In Zeiten, in denen der ​FC Bayern München strauchelt, richten sich die Augen verstärkt auf Borussia Dortmund. Aktuell wirken die Westfalen unter Lucien Favre unaufhaltsam, eilen von Sieg zu Sieg und thronen mit 20 Punkten an der Tabellenspitze.
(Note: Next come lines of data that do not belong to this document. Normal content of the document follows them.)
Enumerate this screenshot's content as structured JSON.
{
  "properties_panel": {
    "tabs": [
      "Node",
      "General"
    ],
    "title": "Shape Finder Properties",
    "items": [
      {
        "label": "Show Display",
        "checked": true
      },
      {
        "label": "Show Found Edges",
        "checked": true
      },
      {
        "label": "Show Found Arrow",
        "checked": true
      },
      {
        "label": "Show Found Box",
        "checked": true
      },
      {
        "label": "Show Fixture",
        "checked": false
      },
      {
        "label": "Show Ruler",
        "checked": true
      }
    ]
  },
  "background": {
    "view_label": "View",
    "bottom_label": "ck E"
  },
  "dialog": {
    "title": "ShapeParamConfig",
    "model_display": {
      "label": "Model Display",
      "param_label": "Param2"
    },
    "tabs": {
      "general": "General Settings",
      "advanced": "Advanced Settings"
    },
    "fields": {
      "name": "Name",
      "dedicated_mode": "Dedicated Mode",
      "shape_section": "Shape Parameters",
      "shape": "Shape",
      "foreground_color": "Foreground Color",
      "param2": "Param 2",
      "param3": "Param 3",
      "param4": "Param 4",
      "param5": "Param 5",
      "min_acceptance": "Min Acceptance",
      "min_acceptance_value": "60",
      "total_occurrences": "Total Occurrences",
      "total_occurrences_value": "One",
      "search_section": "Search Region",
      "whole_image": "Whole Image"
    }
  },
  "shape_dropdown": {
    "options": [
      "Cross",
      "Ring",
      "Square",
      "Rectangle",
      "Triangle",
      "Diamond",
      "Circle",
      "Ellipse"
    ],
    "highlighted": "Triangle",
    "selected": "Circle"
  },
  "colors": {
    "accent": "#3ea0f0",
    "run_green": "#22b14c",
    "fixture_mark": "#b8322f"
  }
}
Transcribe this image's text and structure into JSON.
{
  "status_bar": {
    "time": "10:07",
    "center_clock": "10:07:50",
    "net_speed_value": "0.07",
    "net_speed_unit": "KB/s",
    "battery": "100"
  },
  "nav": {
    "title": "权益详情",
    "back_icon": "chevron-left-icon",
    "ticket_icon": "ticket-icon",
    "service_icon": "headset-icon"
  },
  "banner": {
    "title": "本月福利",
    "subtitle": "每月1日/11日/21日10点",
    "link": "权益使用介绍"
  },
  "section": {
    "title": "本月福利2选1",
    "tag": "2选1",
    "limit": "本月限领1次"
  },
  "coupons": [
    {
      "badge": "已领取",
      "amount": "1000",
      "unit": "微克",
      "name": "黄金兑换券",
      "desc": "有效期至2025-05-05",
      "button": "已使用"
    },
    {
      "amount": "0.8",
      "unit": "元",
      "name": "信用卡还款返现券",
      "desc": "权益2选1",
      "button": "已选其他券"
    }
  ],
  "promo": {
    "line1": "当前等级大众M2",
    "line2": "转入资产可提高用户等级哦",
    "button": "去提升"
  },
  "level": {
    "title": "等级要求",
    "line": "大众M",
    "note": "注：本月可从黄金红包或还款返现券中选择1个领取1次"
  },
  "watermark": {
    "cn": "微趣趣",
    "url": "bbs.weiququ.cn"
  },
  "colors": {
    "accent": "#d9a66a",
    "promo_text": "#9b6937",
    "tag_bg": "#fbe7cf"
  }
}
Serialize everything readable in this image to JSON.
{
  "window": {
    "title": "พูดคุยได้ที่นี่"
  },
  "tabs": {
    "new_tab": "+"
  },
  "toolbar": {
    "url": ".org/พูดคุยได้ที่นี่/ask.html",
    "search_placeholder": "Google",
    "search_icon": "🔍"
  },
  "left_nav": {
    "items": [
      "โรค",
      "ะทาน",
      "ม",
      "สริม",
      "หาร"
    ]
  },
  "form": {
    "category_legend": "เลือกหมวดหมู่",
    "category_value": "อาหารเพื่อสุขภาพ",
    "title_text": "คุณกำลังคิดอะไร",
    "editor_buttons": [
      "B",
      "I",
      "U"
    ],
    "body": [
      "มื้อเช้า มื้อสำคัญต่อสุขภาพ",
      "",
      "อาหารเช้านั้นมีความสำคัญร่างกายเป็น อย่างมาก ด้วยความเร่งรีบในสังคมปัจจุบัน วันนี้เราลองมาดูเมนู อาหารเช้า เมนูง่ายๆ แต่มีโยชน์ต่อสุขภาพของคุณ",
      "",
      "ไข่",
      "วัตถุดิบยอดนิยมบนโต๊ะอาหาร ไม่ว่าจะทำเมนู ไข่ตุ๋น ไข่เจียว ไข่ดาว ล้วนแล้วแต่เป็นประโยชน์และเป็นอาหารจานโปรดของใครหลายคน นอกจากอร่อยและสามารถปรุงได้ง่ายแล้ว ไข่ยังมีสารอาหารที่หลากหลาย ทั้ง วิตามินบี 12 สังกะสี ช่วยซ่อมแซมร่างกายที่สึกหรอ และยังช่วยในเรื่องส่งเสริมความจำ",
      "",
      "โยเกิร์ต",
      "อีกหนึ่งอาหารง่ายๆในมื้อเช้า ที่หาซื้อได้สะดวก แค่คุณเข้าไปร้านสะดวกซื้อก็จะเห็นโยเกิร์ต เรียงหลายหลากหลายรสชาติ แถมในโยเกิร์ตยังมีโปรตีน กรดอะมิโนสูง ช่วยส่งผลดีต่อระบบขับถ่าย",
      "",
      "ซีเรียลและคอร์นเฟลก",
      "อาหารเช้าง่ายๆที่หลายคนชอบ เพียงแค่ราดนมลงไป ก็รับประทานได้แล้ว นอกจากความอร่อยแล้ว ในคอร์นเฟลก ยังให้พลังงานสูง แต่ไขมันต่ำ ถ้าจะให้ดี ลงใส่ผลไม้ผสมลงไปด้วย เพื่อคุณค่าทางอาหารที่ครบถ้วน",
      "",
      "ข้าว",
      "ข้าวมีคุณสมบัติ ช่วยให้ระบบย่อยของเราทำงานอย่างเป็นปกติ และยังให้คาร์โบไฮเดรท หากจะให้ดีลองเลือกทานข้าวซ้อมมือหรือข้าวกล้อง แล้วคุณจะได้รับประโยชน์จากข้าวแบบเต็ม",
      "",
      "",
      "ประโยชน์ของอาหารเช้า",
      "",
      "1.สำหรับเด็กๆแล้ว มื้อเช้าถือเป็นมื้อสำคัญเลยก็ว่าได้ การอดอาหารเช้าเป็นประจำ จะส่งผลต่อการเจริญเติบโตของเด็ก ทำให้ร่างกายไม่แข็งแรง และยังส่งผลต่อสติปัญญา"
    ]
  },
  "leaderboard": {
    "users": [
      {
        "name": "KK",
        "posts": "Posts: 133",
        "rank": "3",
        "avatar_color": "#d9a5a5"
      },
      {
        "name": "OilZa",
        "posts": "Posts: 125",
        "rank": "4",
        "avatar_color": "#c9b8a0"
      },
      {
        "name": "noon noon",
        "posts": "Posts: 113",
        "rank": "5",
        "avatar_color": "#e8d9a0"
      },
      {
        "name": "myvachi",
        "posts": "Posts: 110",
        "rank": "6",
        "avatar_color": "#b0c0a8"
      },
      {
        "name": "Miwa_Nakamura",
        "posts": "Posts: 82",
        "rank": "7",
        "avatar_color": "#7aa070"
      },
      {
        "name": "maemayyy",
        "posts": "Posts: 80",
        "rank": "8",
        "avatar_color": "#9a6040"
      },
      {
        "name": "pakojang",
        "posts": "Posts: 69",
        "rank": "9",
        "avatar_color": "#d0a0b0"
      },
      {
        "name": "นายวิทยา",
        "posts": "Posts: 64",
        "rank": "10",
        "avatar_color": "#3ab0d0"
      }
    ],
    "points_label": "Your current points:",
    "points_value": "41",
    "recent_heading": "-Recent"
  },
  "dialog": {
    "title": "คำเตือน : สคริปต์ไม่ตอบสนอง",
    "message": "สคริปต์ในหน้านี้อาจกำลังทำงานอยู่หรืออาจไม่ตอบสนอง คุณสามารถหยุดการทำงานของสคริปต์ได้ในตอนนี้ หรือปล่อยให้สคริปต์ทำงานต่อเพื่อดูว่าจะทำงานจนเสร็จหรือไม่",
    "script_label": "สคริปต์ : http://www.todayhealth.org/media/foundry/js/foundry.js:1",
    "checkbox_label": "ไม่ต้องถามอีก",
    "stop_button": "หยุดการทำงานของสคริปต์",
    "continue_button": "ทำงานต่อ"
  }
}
Dennoch sieht Kapitän Marco Reus die Mannschaft noch nicht bei 100 Prozent: "Man merkt, dass wir noch einiges zu tun haben", so der 29-Jährige laut Der Westen.


Der Saisonstart ist eigentlich ein Abbild der abgelaufenen Spielzeit - nur mit anderen Vorzeichen: Damals hatte Borussia Dortmund nach sieben Spielen fünf Punkte Vorsprung auf den FC Bayern, der Ende September die Reißleine zog und Trainer Carlo Ancelotti entließ. Jupp Heynckes kehrte zurück und führte die Mannschaft auf die Erfolgsspur, während der BVB zu Straucheln begann. Peter Bosz konnte das Ruder trotz vieler Versuche nicht mehr umlenken und wurde im Dezember durch Peter Stöger ersetzt.


In diesem Jahr besetzen Niko Kovac und Lucien Favre die Trainerposten bei den beiden Spitzenvereinen. Der Unterschied: Während die Bayern erneut straucheln, wirken die Dortmunder unaufhaltsam. Acht Spiele, sechs Siege - die jüngsten Ergebnisse: 7:0 gegen Nürnberg, 4:2 gegen Bayer Leverkusen, 4:3 gegen den FC Augsburg, 4:0 über den VfB Stuttgart. 

Sieben der 28 Tore stammen von Paco Alcácer, während die jungen Jacob Bruun Larsen und Jadon Sancho aktuell Marius Wolf und Christian Pulisic auf die Bank verdrängen. Gepaart mit dem defensiven Mittelfeld um Axel Witsel und Thomas Delaney ist der BVB vorne gefährlich, hinten (weitestgehend) stabil und scheint in diesem Jahr nicht einzubrechen.


Von den rohen Ergebnissen will man sich allerdings nicht blenden lassen. Favre ist ohnehin jemand, der den Fokus lieber auf jeden noch so kleinen Kritikpunkt wirft, um im besten Fall jeden Fehler auszumerzen. Speziell die Partien gegen Leverkusen und Augsburg haben gezeigt: Trotz einer sauberen Bilanz von acht Gegentoren gerät die Mannschaft gegen mutige Gegner gehörig ins Wackeln. 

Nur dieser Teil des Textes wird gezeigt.